Covid Scotland: More government changes 'likely next week' says Professor Linda Bauld as Omicron takes hold of Scotland
Professor of Public Health Linda Bauld says she believes further changes are likely to the Scottish Government advice next week in the face of rising Omicron infections.
Speaking on BBC Good Morning Scotland on Saturday, the University of Edinburgh professor said it was a “tricky” situation given the government has to consider social and economic harms in their approach to slowing down the new, highly transmissible, variant.
She said: “If you were only thinking about it from a public health perspective and protecting the NHS, we would all be asked to stay at home right now and effectively stop mixing.
"But those are not the only decisions as you will be hearing from business owners, people in the hospitality industry, etc...”
Shutting down businesses again would be a “last resort” she said, but decision makers have to look at the “menu of options and decide what’s proportionate.”
Asked if there is a chance Scots will be told to change their Christmas day plans, Prof Bauld said: “I think in a perfect world if we didn't want anybody to come into contact with anyone else they weren't living with that is what the advice would be, but isolation, loneliness, separation from loved ones etc... is something we also want to avoid.”

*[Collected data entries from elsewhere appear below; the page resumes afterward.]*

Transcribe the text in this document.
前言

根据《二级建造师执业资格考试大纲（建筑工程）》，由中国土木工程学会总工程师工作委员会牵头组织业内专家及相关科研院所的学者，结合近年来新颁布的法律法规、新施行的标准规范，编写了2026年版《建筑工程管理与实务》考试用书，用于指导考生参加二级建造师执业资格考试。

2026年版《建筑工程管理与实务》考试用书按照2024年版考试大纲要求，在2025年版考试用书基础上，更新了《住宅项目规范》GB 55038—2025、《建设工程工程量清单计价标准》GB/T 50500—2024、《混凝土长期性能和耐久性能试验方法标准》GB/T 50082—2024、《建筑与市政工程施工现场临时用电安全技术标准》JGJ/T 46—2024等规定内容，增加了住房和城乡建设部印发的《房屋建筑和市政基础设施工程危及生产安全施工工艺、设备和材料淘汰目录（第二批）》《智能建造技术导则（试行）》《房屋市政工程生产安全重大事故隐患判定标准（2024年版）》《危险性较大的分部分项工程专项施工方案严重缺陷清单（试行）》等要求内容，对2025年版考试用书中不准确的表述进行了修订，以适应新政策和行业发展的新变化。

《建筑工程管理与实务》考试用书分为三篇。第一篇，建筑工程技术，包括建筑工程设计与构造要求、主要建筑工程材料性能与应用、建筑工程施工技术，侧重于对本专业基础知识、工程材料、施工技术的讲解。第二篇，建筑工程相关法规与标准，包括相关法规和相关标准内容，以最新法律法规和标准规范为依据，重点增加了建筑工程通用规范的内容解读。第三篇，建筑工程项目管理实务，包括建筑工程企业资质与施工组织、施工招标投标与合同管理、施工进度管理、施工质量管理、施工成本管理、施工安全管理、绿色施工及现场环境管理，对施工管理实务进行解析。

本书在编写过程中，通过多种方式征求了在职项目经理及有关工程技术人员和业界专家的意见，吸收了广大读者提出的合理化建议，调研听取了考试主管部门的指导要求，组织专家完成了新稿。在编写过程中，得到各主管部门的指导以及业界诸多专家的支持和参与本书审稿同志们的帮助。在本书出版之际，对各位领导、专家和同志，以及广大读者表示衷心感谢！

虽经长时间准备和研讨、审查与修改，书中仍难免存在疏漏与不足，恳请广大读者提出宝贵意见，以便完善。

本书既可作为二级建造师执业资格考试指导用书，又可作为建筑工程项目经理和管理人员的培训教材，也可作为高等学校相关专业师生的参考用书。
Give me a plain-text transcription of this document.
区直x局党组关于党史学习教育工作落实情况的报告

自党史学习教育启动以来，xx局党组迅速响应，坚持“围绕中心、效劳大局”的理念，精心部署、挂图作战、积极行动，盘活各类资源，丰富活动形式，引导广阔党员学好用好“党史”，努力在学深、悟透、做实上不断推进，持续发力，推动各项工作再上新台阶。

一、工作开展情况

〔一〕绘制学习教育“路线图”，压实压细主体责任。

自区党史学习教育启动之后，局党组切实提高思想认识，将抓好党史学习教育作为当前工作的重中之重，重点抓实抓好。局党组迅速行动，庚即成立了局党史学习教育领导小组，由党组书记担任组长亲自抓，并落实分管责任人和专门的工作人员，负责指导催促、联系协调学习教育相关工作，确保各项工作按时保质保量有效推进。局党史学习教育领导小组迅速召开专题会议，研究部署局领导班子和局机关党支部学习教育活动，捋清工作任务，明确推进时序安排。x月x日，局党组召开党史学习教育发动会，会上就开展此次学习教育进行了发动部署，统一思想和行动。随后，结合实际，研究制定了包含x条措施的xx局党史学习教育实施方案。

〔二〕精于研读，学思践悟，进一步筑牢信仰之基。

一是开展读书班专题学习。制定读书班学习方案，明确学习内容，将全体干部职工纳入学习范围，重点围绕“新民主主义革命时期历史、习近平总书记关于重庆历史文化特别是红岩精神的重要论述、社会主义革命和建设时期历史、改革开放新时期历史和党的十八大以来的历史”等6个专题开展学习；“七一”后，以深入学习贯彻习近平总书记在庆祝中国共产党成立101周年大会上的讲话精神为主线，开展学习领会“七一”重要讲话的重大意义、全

She added: "It's a really tricky time. None of us wanted to be here.
"I do think there will likely be further changes next week and my own view is I hope that the UK will have some alignment on this because it's very confusing for people.”
According to Prof Bauld, the tipping point will be if the NHS is “completely not functioning” given infections rates.
She described the knock-on impact and social harm it would cause, such as people not being able to receive treatment for other conditions or not having access to essential surgeries.
She added: “Even though there may be some early signs that the disease might be milder, as you heard in the briefing yesterday, even if you've got you know, fewer people going into hospital, when you've got many, many thousands of infections, you're still going to end up with bigger numbers.
"And at this time of year, that's obviously the main and genuine concern.”